Be it enacted by the Senate and House of Representatives of the United States of America in Congress assembled,

SECTION 1. Short title.

This Act may be cited as the “Public Funds for Public Schools Act”.

SEC. 2. Elimination of school voucher State tax credit loophole by limiting the double benefit of charitable contributions.

(a) In general.—Section 170(f) of the Internal Revenue Code of 1986 is amended by adding at the end the following new paragraph:

“(19) LIMITATION ON DOUBLE BENEFIT IN THE CASE OF STATE SCHOOL VOUCHER TAX BENEFITS.—

“(A) IN GENERAL.—The amount of any charitable contribution otherwise taken into account under this section shall be reduced by any State school voucher tax benefit with respect to such contribution.

“(B) STATE SCHOOL VOUCHER TAX BENEFIT.—For purposes of this paragraph, the term ‘State school voucher tax benefit’ means the aggregate amount of any State income tax credits, and excess State income tax deductions, provided to the taxpayer by a State for any contribution to a specified school voucher organization.

“(C) EXCESS STATE INCOME TAX DEDUCTIONS.—For purposes of this paragraph, the term ‘excess State income tax deduction’ means the product of—

“(i) the highest rate of State income tax applicable to the taxpayer for the taxable year, multiplied by

“(ii) the excess (if any) of—

“(I) the State income tax deduction provided to the taxpayer with respect to contributions by the taxpayer to specified school voucher organizations, over

“(II) the amount of such contributions.

“(D) SPECIFIED SCHOOL VOUCHER ORGANIZATION.—For purposes of this paragraph, the term ‘specified school voucher organization’ means any organization the primary purpose of which is the provision of vouchers, scholarships, or other funds, for the expenses of students to attend elementary or secondary schools.

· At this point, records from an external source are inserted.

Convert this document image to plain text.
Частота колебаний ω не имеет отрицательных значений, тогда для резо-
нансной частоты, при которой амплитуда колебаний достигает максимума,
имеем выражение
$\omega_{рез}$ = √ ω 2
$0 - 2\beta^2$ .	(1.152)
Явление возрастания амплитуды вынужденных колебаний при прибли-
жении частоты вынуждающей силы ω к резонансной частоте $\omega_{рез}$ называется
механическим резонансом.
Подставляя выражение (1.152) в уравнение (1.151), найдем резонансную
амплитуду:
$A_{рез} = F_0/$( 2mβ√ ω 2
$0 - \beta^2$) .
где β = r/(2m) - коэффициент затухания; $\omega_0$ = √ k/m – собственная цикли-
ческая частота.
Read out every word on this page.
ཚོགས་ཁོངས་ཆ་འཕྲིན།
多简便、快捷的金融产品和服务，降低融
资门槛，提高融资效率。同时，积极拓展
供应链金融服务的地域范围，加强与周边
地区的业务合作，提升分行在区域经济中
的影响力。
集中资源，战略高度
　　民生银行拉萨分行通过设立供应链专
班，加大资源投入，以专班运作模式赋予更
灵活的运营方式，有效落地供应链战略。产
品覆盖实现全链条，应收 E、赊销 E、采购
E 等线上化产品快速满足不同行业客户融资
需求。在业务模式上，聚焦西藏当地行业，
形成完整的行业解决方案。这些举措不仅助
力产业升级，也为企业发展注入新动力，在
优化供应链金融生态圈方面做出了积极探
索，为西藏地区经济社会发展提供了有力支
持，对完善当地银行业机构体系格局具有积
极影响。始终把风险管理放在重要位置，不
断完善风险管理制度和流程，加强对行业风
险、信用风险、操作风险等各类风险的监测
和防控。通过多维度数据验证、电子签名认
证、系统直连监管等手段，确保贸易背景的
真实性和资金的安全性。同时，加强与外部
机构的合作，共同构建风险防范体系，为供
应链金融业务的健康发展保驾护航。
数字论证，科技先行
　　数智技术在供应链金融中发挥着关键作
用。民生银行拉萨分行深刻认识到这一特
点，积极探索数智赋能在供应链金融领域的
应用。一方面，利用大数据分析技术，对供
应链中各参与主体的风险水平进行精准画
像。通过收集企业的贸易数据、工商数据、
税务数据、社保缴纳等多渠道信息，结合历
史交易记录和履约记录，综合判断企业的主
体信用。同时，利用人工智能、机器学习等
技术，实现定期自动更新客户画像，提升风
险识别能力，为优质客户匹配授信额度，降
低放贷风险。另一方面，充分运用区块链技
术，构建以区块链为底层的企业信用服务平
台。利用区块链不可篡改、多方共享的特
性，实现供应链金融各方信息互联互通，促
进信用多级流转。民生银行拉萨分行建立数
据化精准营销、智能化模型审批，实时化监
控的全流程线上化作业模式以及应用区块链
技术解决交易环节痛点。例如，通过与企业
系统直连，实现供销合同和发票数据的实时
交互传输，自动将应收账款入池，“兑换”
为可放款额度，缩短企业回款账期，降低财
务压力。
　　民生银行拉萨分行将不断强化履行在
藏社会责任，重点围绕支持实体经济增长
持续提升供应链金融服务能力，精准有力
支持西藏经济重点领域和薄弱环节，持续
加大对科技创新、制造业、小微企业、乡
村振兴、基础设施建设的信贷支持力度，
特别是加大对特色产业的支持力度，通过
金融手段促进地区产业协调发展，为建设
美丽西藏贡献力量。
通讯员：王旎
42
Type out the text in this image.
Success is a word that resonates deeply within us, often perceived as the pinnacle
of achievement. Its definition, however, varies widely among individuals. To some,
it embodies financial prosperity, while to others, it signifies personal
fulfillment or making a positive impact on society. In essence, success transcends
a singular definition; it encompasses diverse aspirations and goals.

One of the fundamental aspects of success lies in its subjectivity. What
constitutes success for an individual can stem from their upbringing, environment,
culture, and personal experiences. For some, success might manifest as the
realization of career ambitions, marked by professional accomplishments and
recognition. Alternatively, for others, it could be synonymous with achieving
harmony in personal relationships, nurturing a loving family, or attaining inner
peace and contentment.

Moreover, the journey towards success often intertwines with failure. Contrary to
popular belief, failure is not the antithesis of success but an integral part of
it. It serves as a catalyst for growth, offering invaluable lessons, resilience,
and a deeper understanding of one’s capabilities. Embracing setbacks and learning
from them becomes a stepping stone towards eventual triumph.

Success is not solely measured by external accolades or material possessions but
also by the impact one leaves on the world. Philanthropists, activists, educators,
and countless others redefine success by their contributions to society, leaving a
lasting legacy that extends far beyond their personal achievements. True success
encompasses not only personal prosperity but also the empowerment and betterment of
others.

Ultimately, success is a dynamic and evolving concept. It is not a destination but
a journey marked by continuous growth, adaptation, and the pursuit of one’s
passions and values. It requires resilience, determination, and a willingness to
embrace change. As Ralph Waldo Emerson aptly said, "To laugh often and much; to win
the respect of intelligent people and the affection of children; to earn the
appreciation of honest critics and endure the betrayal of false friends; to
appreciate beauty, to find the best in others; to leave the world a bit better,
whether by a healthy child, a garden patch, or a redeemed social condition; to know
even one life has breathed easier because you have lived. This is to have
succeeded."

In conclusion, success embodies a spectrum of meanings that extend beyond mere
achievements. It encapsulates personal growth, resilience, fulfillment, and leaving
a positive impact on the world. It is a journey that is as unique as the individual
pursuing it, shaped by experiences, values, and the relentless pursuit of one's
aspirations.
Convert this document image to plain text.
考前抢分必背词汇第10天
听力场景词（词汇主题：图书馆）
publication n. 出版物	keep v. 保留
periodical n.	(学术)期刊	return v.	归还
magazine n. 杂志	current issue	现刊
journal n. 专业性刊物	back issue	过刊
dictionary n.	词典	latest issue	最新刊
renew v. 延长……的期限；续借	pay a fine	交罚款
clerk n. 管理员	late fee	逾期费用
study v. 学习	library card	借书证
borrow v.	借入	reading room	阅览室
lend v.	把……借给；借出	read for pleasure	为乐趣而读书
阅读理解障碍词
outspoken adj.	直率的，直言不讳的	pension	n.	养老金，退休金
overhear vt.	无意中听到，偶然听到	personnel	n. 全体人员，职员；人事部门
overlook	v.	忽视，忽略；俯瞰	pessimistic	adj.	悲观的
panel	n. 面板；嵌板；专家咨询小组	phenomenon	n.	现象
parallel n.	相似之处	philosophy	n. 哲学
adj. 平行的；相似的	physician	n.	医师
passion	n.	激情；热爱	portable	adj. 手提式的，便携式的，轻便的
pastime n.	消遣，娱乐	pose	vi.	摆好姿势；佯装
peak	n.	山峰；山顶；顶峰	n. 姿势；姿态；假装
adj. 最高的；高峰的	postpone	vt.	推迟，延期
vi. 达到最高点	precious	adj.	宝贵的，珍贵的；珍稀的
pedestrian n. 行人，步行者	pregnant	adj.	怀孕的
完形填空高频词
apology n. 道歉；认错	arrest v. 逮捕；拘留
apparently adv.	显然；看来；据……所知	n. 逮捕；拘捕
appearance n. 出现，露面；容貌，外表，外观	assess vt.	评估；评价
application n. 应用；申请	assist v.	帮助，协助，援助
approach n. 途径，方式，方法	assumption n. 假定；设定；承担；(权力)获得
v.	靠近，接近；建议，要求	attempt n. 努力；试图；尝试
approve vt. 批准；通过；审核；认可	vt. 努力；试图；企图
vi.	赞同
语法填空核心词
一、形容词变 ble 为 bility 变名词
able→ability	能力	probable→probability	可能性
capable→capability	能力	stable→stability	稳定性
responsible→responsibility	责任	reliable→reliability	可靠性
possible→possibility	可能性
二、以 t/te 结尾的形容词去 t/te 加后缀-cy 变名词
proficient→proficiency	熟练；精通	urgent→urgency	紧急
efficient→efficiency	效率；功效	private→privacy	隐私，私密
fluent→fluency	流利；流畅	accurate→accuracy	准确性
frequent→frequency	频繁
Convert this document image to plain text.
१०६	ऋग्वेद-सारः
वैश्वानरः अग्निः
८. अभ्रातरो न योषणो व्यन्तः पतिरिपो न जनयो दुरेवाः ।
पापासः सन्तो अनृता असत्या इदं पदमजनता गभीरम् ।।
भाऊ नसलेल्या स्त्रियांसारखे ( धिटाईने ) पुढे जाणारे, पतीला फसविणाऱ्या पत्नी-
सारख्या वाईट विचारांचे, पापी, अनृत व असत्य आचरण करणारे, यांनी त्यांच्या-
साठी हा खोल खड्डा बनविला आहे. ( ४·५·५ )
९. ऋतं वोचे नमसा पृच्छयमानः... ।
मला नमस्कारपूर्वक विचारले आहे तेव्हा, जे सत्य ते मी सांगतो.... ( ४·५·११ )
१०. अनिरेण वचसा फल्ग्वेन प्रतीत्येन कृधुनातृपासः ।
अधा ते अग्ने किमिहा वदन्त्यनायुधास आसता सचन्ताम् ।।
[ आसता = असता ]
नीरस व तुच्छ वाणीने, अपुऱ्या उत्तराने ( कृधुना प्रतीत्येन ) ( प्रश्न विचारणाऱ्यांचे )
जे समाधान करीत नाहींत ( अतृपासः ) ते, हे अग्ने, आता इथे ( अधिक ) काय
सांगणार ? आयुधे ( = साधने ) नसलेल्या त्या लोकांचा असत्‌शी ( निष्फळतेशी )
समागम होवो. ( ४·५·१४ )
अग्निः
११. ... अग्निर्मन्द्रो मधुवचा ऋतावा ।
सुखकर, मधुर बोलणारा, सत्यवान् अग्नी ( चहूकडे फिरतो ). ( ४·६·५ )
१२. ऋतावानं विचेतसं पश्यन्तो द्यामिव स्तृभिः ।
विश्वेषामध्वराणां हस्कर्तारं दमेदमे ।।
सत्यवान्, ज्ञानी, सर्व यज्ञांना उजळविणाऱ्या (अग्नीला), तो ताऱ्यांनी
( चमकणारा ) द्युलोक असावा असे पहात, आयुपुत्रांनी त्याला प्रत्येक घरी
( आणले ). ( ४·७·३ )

“(E) TREATMENT OF SIMILAR STATE BENEFITS.—For purposes of this paragraph, any State benefit which is economically equivalent to a tax credit (including any payment) shall be treated as a State income tax credit for purposes of this paragraph and any State benefit which is economically equivalent to a State income tax deduction (including any exclusion from gross income) shall be treated as a State income tax deduction for purposes of this paragraph.

“(20) SPECIAL RULE FOR CONTRIBUTIONS OF BUILT-IN GAIN PROPERTY TO SPECIFIED SCHOOL VOUCHER ORGANIZATIONS.—

“(A) IN GENERAL.—In the case of any contribution by the taxpayer of built-in gain property to a specified school voucher organization, such contribution shall be treated for purposes of this title as though such property were sold by the taxpayer at its fair market value immediately before such contribution and the amount of such fair market value were contributed by the taxpayer as a cash contribution to the specified school voucher organization.

“(B) DEFINITIONS.—For purposes of this paragraph—

“(i) BUILT-IN GAIN PROPERTY.—The term ‘built-in gain property’ means any property if, immediately before the contribution of such property, the fair market value of such property exceeds the adjusted basis of such property.

“(ii) SPECIFIED SCHOOL VOUCHER ORGANIZATION.—The term ‘specified school voucher organization’ has the meaning given such term in paragraph (19).”.

(b) Effective date.—The amendment made by this section shall apply to charitable contributions made in taxable years beginning after the date of the enactment of this Act.